2. The lyophilization process of claim 1, wherein, Annealing temperature is -15~-5℃.

3. The lyophilization process of claim 1, wherein, The annealing process is repeated 1 to 2 times.

4. The lyophilization process of claim 1, wherein, Annealing time is 2 to 6 hours.

5. In the pre-freezing step of the disodium fosprophenol for injection according to any one of claims 1 to 4, the temperature of the drug solution is lowered to -30 to -50°C and kept at that temperature for 2 to 4 hours before annealing, and the temperature of the sample is lowered to -30 to -50°C and kept at that temperature for 2 to 4 hours after annealing.

6. The freeze-drying process according to claims 1 to 5, wherein step (2) of sublimation drying comprises the following steps: (a1) Under a vacuum of 0.10~0.30mbar, the sample obtained in step (1) is heated to -25~0℃ and kept for 8~36 hours.

7. The freeze-drying process according to claims 1 to 6, wherein step (3) of the analytical drying comprises the following steps: (b1) Under a vacuum of 0~0.20 mbar, the sample obtained in step (2) is heated to 20~40℃; Keep at 20~40℃ for 4~12 hours.
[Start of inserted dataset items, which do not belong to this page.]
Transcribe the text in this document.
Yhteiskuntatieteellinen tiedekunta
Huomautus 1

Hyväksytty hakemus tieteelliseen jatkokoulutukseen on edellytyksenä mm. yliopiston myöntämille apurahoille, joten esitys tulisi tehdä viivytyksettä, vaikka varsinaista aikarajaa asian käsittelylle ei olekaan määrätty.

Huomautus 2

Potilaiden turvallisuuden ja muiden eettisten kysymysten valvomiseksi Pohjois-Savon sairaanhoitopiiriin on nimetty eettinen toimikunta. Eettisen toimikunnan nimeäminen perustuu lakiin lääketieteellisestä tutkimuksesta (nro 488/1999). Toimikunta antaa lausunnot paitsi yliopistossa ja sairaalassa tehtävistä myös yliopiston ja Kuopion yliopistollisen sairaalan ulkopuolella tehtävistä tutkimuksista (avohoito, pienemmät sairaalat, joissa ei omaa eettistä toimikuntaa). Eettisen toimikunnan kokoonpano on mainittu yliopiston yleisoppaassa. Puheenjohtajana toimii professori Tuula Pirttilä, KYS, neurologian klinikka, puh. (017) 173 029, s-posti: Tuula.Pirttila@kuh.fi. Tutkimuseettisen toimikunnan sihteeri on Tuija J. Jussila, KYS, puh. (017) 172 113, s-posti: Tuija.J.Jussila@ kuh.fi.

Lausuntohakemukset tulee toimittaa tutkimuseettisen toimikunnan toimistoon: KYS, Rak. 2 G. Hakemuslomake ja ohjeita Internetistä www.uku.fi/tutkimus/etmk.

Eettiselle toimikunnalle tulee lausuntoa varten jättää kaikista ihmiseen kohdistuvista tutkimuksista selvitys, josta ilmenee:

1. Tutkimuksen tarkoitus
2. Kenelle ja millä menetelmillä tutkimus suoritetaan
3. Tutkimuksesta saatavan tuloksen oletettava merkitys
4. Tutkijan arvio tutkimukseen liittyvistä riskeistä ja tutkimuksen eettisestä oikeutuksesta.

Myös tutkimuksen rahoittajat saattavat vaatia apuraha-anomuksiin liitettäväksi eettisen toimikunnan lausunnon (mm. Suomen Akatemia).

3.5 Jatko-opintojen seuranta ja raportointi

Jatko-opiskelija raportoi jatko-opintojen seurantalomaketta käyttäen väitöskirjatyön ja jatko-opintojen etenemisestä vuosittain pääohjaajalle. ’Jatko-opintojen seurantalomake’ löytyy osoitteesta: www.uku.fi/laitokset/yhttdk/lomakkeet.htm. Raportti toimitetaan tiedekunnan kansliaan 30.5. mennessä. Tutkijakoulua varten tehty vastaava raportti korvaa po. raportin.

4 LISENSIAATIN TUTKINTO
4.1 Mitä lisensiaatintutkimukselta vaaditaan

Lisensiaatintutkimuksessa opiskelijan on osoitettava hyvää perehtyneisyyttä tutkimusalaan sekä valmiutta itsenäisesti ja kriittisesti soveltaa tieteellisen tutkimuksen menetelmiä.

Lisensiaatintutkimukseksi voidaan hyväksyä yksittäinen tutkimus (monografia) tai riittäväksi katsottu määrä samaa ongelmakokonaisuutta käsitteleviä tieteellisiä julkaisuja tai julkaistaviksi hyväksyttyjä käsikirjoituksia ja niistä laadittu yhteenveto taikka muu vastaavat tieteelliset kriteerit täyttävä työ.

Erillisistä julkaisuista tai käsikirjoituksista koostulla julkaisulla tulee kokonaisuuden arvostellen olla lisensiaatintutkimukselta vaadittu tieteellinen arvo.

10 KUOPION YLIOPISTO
8. The lyophilized formulation of disodium fospropofol for injection used in the lyophilization process according to claims 1 to 7 comprises disodium fospropofol, excipients, and water for injection.

9. The excipient according to claim 8, comprising one or more of mannitol, dextran, sucrose, lactose, trehalose, and glucose.

10. The sample preparation method for the freeze-drying process according to claims 1 to 9 comprises: (1) Dissolve the prescribed amount of disodium propofol and excipients in an appropriate amount of water for injection, and then add water for injection to the total batch preparation amount; (2) Mix well, sterilize and filter the solution, fill into injection bottles, and partially stopper.

11. A lyophilized formulation of disodium fosprophenol for injection obtained by the lyophilization process according to claims 1 to 10.